Leading the Way in Onion Cultivation

Chandran Chaliyakath, hailing from Cheruvannur, has scripted a success story in onion farming.

Published: 01st May 2014 09:18 AM  |   Last Updated: 01st May 2014 09:21 AM   |  A+A-


Chandran Chaliyakath, hailing from Cheruvannur, is a businessman by profession. But the blooming Mumbai onion plants on the terrace of his house speak of the man’s attachment to farming.

For Chandran, onion was a costly vegetable which he used to buy from the market, till he participated in the Athma training camps, which were initiated by the State Agricultural Department.

“Belonging to an agricultural family, I was fond of farming. My passion to develop a farm garden got a fillip as I attended a few of the Athma agricultural training camps held at Vellayani, Mannuthi and Kasargod. But the space limitations in my house and premises remained a major impediment,” says Chandran.

“When I built a new house in Cheruvannur, I decided to develop a farm garden on the terrace of my  house. Actually I owe my gratitude to the agricultural officers who encouraged me to attend the Athma training camps,” says Chandran.

While Chandran set up the farm garden, he was not sure about its  success. But it became a rewarding venture gradually as his family members and relatives extended all possible help.

“During the primary phase of farm gardening, I cultivated common vegetables such as ladies finger, brinjal, bitter gourd and moong bean. My brother-in-law Ajayan is working with the wooden industry at Nasik in Maharashtra, the national hub of onions. Incidentally he carried some seeds of Mumbai onion with him during a vacation to his house. Four years ago, when I got the seeds I took it as a challenge to script a success story in onion farming,” he says.
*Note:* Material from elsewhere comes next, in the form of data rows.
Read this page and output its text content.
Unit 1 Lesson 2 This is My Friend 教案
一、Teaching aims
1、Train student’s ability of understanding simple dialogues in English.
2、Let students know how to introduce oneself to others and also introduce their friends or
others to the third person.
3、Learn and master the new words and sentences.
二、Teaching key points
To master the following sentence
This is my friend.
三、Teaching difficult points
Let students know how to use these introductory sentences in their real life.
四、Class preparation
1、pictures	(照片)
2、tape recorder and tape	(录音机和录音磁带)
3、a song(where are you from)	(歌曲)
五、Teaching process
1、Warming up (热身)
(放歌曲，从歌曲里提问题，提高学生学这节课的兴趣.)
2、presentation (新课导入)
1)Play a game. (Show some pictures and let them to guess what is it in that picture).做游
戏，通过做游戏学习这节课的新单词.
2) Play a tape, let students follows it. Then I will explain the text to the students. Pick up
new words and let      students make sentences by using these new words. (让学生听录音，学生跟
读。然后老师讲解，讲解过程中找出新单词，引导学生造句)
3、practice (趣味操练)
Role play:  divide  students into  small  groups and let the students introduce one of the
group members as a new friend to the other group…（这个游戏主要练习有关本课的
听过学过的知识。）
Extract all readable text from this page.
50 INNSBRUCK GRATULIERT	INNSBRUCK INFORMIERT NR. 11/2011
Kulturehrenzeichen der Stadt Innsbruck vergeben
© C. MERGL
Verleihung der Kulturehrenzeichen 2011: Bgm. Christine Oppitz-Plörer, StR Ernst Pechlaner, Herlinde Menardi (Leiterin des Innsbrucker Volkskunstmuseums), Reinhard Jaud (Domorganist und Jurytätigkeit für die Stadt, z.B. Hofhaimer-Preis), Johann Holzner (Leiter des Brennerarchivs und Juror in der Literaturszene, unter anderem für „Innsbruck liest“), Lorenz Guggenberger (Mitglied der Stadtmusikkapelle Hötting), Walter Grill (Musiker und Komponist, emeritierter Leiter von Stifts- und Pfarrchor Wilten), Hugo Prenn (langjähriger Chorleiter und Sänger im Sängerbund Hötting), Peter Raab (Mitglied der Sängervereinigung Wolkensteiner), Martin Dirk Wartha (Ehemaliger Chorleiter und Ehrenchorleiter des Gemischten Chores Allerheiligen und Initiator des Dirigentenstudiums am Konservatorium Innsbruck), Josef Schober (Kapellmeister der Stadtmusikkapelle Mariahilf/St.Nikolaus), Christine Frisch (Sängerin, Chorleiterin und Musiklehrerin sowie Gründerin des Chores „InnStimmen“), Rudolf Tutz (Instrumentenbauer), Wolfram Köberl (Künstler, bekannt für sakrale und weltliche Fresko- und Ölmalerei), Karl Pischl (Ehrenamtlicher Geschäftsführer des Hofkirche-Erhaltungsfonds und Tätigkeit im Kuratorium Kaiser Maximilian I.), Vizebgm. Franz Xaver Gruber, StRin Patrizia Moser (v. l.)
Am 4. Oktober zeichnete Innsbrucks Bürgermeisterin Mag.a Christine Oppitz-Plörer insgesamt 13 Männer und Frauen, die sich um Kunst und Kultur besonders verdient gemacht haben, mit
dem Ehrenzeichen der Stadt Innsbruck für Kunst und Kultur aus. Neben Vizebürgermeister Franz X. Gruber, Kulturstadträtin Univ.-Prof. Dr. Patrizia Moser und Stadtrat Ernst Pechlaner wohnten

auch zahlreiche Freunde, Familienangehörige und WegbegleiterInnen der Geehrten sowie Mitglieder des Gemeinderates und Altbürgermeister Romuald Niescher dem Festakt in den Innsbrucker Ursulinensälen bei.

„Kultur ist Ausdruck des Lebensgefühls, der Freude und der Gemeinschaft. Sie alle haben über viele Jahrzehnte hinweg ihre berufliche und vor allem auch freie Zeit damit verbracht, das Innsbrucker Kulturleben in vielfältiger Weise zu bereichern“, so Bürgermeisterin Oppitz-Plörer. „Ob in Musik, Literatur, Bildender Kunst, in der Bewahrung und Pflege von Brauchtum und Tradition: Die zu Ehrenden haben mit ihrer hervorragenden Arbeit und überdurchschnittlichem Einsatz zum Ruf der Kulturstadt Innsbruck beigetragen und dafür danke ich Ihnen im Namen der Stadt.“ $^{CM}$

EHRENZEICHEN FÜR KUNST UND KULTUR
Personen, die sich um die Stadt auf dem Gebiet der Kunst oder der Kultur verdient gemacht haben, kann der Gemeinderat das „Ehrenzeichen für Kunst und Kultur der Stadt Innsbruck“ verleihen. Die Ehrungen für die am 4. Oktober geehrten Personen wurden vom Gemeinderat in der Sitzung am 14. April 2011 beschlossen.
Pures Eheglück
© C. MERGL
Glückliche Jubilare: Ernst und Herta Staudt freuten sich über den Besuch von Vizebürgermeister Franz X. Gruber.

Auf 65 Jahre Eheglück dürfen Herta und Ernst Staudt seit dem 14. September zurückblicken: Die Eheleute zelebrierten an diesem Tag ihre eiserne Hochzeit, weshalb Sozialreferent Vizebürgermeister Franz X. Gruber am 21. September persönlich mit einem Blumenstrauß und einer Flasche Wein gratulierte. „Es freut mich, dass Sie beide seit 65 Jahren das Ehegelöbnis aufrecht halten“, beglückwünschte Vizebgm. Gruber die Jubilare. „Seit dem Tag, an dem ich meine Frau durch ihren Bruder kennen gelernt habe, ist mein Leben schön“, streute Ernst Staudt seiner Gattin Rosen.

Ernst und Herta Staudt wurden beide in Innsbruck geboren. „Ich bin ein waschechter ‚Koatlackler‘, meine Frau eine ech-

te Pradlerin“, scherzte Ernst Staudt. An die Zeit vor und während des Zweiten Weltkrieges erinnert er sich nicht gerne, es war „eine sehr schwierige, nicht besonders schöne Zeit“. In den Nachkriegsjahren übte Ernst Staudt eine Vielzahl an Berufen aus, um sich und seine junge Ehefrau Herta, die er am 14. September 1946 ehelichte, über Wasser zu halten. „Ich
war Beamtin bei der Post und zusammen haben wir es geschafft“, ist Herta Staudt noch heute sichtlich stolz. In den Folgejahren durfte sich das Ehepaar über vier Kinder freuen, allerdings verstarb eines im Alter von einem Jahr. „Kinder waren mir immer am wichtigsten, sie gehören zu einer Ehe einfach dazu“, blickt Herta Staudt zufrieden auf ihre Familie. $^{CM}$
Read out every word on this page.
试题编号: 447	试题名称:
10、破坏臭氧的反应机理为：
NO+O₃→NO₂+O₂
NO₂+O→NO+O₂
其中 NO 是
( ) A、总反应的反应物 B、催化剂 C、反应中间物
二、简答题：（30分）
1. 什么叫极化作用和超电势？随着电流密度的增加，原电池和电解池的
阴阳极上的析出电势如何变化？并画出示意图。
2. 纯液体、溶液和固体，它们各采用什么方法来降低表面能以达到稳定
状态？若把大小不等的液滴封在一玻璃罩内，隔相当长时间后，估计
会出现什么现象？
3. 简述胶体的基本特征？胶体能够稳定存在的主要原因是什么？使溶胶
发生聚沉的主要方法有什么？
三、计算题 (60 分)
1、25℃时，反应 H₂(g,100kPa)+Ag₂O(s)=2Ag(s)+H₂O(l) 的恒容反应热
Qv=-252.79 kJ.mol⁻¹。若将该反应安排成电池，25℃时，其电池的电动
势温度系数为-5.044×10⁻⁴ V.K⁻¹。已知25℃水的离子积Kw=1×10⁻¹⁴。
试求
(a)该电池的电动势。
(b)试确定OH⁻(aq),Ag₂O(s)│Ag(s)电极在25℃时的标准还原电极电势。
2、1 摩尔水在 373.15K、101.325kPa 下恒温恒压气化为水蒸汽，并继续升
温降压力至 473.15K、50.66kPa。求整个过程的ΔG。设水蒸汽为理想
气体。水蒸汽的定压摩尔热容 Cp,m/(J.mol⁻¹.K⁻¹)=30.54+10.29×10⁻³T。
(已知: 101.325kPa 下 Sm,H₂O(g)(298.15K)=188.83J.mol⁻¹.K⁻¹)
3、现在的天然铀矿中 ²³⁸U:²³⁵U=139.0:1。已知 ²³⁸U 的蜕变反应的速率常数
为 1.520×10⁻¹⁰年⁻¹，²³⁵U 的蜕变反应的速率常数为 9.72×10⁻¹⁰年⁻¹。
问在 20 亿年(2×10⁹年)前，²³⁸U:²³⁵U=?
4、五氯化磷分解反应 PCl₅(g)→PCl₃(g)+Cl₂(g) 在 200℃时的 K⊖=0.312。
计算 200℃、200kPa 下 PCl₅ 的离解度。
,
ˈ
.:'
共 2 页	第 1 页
“It was easy to get the plastic cans from the nearby chappal factories. I sowed the seeds in 30 cans and it was delightful to see the small onion plants growing in the cans,” says Chandran. According to Chandran, sacks turn futile after they are used for farming once.

Being an advocate of organic farming, Chandran uses a mixture of cow dung, coconut cakes and peanut cakes as manure for the onion plants.

“It is really satisfactory to consume organic vegetables and supply them to our dear ones in this age of pesticide-sprayed vegetables,” says Rajitha, Chandran’s wife.

The farmer is ready to share his knowledge and techniques about  onion farming to others.

Lending a helping hand to their father’s passion are Ashna, Chandran’s daughter, and Ashin, his son.